One of the chapters, The Touch, describes Wallance’s experience at an Oakland play party. It feels truly magical to have someone poetically capture what makes your culture and community so unique. I was deeply impacted by Carvell's vulnerable insights on how challenging it is to stay attuned to oneself and others while engaging in play. The nugget of wisdom came through just in time for my playful weekend :)
Queering pineapples
Cosmopolitan published a detailed article on the history, future, and how-to of Swinging. The article calls out that the term has perception issues with the younger generation, queer and poly communities. I appreciated Kiley Ann's updated perspective on swinging lifestyle norms and challenges on The Pineapple Express Podcast (ICYMI: An upside-down pineapple is a coded signal swingers use to indicate that they are part of the lifestyle). I haven’t found specific content creators that talk about a more queer style of Swinging, so if you find that, send it over.

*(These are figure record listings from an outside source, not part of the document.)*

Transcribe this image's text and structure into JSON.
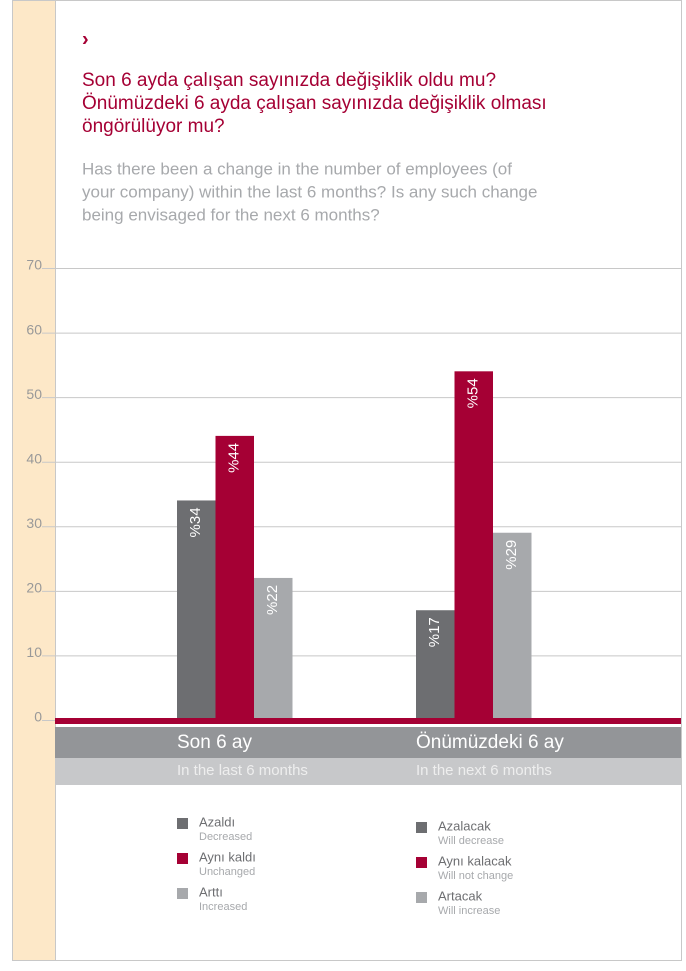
{
  "chart_data": {
    "type": "bar",
    "marker": "›",
    "title": [
      "Son 6 ayda çalışan sayınızda değişiklik oldu mu?",
      "Önümüzdeki 6 ayda çalışan sayınızda değişiklik olması",
      "öngörülüyor mu?"
    ],
    "subtitle": [
      "Has there been a change in the number of employees (of",
      "your company) within the last 6 months? Is any such change",
      "being envisaged for the next 6 months?"
    ],
    "categories": [
      "Son 6 ay",
      "Önümüzdeki 6 ay"
    ],
    "category_notes": [
      "In the last 6 months",
      "In the next 6 months"
    ],
    "series": [
      {
        "name": "Azaldı",
        "note": "Decreased",
        "next_name": "Azalacak",
        "next_note": "Will decrease",
        "color": "#6d6e71",
        "values": [
          34,
          17
        ],
        "value_labels": [
          "%34",
          "%17"
        ]
      },
      {
        "name": "Aynı kaldı",
        "note": "Unchanged",
        "next_name": "Aynı kalacak",
        "next_note": "Will not change",
        "color": "#a50034",
        "values": [
          44,
          54
        ],
        "value_labels": [
          "%44",
          "%54"
        ]
      },
      {
        "name": "Arttı",
        "note": "Increased",
        "next_name": "Artacak",
        "next_note": "Will increase",
        "color": "#a7a9ac",
        "values": [
          22,
          29
        ],
        "value_labels": [
          "%22",
          "%29"
        ]
      }
    ],
    "ylim": [
      0,
      70
    ],
    "yticks": [
      0,
      10,
      20,
      30,
      40,
      50,
      60,
      70
    ],
    "grid": true
  }
}
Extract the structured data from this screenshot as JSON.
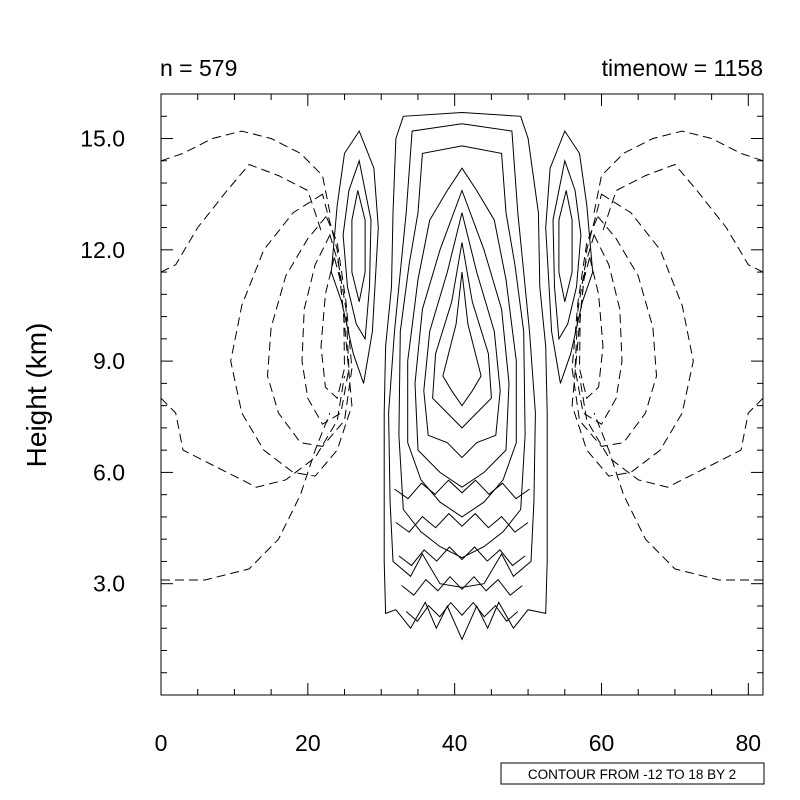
{
  "chart_data": {
    "type": "contour",
    "title_left": "n = 579",
    "title_right": "timenow = 1158",
    "ylabel": "Height (km)",
    "xlabel": "",
    "xlim": [
      0,
      82
    ],
    "ylim": [
      0,
      16.2
    ],
    "x_ticks": [
      0,
      20,
      40,
      60,
      80
    ],
    "x_tick_labels": [
      "0",
      "20",
      "40",
      "60",
      "80"
    ],
    "y_ticks": [
      3,
      6,
      9,
      12,
      15
    ],
    "y_tick_labels": [
      "3.0",
      "6.0",
      "9.0",
      "12.0",
      "15.0"
    ],
    "contour_info": "CONTOUR FROM -12 TO 18 BY 2",
    "contour_levels": {
      "min": -12,
      "max": 18,
      "step": 2
    },
    "negative_contours": "dashed",
    "positive_contours": "solid",
    "grid": false,
    "symmetric_about_x": 41
  }
}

What do they call if you do the same thing repeatedly and hope for a different result?
NYC prodom and event producer Venus Cuffs (who I’m obsessed with her social content) posted a story (now highlight) with her fans' horror stories from using dating apps. These two images represent the reality so well: the apps we use disappoint us, but we have no idea what alternative way to meet our needs, so we continue doing the same this.
Note: This newsletter represents my personal opinions and thoughts. I understand I may have unexamined views and I appreciate when people point them out so that I am made aware and can start thinking about them. When I make mistakes I am committed to learning about my impact on others and repairing.